(Headline USA) Republican Wisconsin lawmakers called Tuesday for Green Bay’s Democrat mayor to resign following a report on a conservative website alleging he ceded authority for running the election to a paid consultant with ties to Facebook co-founder Mark Zuckerberg.
Eric Genrich did not immediately respond to requests for comment about the calls for him to resign. But his office denied all claims of wrongdoing raised in the story that appeared on the Wisconsin Spotlight website.
The article, based on public records the website obtained, claimed that:
- A former Democratic operative, Michael Spitzer-Rubenstein, served as a de facto elections administrator and had access to Green Bay’s absentee ballots days before the election
- Spitzer-Rubenstein asked Green Bay’s clerk if he and his team members could help correct or “cure” absentee ballots like they did in Milwaukee.
- Green Bay’s clerk grew increasingly frustrated with the takeover of her department by the Democrat Mayor’s staff and outside groups.
- Brown County Clerk Sandy Juno said the contract stipulated that Spitzer-Rubenstein would have four of the five keys to the KI Center ballroom where ballots were stored and counted.
- Brown County’s clerk said the city of Green Bay “went rogue.”
- Election law experts said the city illegally gave left-leaning groups authority over the election.
City attorneys reviewed all of the claims and determined they were “completely without merit,” the statement from Genrich’s office said.
The story came a day before the Republican-controlled Assembly Campaigns and Elections Committee was to hold an invite-only hearing on the election.
Gillian Drummond, director of communications for the Wisconsin Department of Justice, referred any questions about election impropriety to law enforcement or the state’s election commission.
“The Wisconsin Department of Justice is available to assist with or participate in a response to such an allegation, but the role that DOJ would play, if any, would depend on the specific evidence and circumstances of the case,” Drummond said in an email statement.
Calls for the mayor’s resignation and investigations came from state Sen.

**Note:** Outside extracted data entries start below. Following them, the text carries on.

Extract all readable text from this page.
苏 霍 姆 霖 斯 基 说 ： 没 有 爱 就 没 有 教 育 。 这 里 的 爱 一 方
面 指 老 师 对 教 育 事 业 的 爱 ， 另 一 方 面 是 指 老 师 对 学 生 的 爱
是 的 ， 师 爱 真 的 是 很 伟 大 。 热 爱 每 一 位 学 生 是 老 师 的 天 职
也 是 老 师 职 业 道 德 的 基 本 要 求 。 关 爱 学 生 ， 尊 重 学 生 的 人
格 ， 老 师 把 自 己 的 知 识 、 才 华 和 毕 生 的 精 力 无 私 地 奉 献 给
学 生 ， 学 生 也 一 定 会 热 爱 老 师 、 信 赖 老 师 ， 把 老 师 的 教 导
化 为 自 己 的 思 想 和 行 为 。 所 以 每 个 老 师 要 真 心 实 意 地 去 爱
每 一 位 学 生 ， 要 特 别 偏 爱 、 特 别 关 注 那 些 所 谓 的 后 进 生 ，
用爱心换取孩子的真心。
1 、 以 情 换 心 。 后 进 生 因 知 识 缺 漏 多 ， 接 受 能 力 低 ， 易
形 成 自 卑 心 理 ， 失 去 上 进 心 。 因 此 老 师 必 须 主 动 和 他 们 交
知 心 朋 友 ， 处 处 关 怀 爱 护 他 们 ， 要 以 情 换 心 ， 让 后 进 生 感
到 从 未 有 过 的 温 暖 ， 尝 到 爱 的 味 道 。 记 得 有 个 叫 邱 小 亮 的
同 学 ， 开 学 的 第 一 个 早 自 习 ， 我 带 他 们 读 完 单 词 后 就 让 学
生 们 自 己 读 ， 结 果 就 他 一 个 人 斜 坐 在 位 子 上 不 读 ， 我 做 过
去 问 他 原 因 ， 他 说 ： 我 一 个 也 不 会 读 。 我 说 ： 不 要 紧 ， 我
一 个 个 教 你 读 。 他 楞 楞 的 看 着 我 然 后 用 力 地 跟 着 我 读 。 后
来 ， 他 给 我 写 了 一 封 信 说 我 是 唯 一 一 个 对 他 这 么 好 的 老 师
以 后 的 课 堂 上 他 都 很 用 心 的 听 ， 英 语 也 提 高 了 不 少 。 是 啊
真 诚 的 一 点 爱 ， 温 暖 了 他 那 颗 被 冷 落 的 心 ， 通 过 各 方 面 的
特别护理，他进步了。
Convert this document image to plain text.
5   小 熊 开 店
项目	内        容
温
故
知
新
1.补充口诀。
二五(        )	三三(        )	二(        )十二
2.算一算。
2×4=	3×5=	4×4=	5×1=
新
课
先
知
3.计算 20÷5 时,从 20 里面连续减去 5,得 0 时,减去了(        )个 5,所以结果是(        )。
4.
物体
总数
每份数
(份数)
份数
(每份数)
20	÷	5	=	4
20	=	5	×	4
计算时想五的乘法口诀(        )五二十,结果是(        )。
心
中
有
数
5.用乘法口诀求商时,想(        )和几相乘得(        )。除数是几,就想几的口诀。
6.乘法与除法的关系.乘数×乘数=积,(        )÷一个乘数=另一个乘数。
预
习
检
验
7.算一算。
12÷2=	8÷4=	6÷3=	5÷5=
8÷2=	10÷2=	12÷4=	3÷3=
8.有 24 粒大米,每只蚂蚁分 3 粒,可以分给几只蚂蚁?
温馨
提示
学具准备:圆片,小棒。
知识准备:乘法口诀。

Kathy Bernier, chair of the Senate’s elections committee, as well as state Sens. Roger Roth, of Appleton, and Alberta Darling, of Whitefish Bay.
“The public has a right to know to what extent Democrat operatives and mayoral staff, among others, interfered with the job of clerks in administering elections,” Bernier wrote to Attorney General Josh Kaul and Gov. Tony Evers.
Evers did not immediately respond to questions about whether he would launch an investigation.
Democratic lawmakers in northeast Wisconsin, Reps. Kristina Shelton and Lee Snodgrass, accused Republicans of furthering election conspiracy theories and “right wing propaganda.”
The latest story triggering calls for a new investigation appeared on a website controlled by Empower Wisconsin, a group whose president is former Republican state Rep. Adam Jarchow and its director is Eric O’Keefe, a longtime Republican operative in Wisconsin who is on the board of Wisconsin Club for Growth.
The story cites emails and other documents obtained under Wisconsin’s public records law that show Genrich and his staff essentially handed over operation of the election to partisan Democrats funded by a grant from the nonprofit Center for Tech and Civic Life. That group awarded more than $6 million to five Wisconsin cities, controlled and dominated by Democrats and their voters, to help with the November election, including $1.6 million to Green Bay. Rural jurisdictions, where Republicans are the majority, got comparatively little from such grants.
The nonprofit’s $250 million in grants awarded nationwide were funded by Zuckerberg and his wife, philanthropist Priscilla Chan. Conservatives sued to stop the funding in Wisconsin, but lost in federal court.
The Spotlight Wisconsin story alleges that Genrich and his staff ceded too much authority over running the election, including handing over the keys to the city’s central ballot counting location, to consultant Michael Spitzer-Rubenstein, who was hired by the city to assist with the election. He works for the National Vote at Home Institute, a group that advocates for voting by mail. Spitzer-Rubenstein, who has worked on Democratic campaigns in the past, did not return a message left seeking comment with a person who answered his cellphone but said he was not Spitzer-Rubenstein.
The grant money paid for assistance from election experts, but the election was administered exclusively by city staff and no ballots were ever in the care or custody of consultants, the mayor’s office claimed.
The emails highlighted in the story show disagreements between the offices of Genrich and then-city clerk Kris Teske, who resigned in January to take the same position in neighboring Ashwaubenon.
Wisconsin Republicans have introduced a package of bills in response to problems with the election, which President Joe Biden won in the state by fewer than 21,000 votes. A spokeswoman for Rep. Janel Brandtjen, chair of the Assembly Elections Committee, said a list of invited speakers would be released just before the hearing starts on Wednesday.
The Wisconsin Elections Commission, which is charged with running elections statewide, was not invited to testify, said spokesman Reid Magney.